Computation modulo composite numbers is much less understood than computation over primes; and sometimes surprisingly much more powerful. A positive example is that the best construction of locally decodable codes known today heavily relies on computations modulo composites. A negative one if that while strong lower bounds are known for constant-depth circuits using $AND$, $OR$ and $MOD_5$ gates, no such lower bounds are known if the $MOD_5$ gates are replaced by $MOD_6$ gates. We consider in this work a restricted model of computation: linear systems modulo composites. This model was explicitly given by Beigel and Maciel (Complexity 97) as a barrier towards proving lowers bounds for computation modulo composites (i.e. ACC0). We completely resolve their problem in this work.
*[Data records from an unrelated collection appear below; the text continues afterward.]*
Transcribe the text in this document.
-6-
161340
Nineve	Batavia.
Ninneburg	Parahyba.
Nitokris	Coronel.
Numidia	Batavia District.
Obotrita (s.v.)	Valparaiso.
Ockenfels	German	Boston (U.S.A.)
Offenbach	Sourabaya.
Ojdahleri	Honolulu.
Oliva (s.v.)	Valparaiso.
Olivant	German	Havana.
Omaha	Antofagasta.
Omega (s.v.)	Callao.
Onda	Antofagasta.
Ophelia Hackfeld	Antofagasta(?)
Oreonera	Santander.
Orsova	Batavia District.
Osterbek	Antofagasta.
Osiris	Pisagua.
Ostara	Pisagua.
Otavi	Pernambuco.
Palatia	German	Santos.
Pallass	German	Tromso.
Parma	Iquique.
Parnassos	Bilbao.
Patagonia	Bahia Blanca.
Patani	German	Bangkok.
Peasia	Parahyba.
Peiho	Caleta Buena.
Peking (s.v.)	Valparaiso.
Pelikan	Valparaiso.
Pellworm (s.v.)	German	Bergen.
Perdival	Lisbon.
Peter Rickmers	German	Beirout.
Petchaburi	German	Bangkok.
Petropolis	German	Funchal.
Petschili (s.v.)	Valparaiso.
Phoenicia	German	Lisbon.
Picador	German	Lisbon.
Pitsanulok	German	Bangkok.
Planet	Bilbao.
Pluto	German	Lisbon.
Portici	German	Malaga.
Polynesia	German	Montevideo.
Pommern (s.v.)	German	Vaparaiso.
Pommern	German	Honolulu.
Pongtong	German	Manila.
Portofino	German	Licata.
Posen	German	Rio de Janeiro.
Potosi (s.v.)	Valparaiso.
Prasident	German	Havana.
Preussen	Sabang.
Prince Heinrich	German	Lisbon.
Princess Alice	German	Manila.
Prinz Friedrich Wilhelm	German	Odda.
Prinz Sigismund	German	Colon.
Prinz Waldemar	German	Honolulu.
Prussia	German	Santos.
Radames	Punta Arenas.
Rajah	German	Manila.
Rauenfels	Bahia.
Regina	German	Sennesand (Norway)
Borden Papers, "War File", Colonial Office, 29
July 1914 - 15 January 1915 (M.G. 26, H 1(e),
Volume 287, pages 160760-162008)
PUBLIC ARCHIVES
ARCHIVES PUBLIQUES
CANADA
Fix a modulus $M$. A system of linear constraints in boolean variables $x_1,..,x_n \mod M$ has the following form: a linear equation is a constraint of the form $a_1 x_1 + ... + a_n x_n (\mod M) \in A$, where the variables $x_1,...,x_n$ are boolean, the coefficients $a_1,...,a_n$ are elements of $Z_M$, and $A$ is a subset of $Z_M$. A linear system is a set of linear constraints. We prove that any such system has exponentially small correlation with the $MOD_q$ function, where $m,q$ are co-prime. To this end we prove structural results on the accepting sets of such systems. This problem can be relatively easy solved for prime $M$ using Fourier analysis; however for composite $M$ these techniques break down. Recently, Chattopadhyay and Wigderson (FOCS'09) proved correlation bounds when $M$ has two prime factors (e.g. for $M=6$). In this work we generalize their technique to handle arbitrary $M$, and in fact arbitrary Abelian groups instead of $Z_M$. Our result yield the first exponential bounds on the size of boolean depth-four circuits of the form $MAJ - AND - ANY_{O(1)} - MOD_m$ for computing the $MOD_q$ function, when $m,q$ are co-prime. Joint work with Arkadev Chattopadhyay.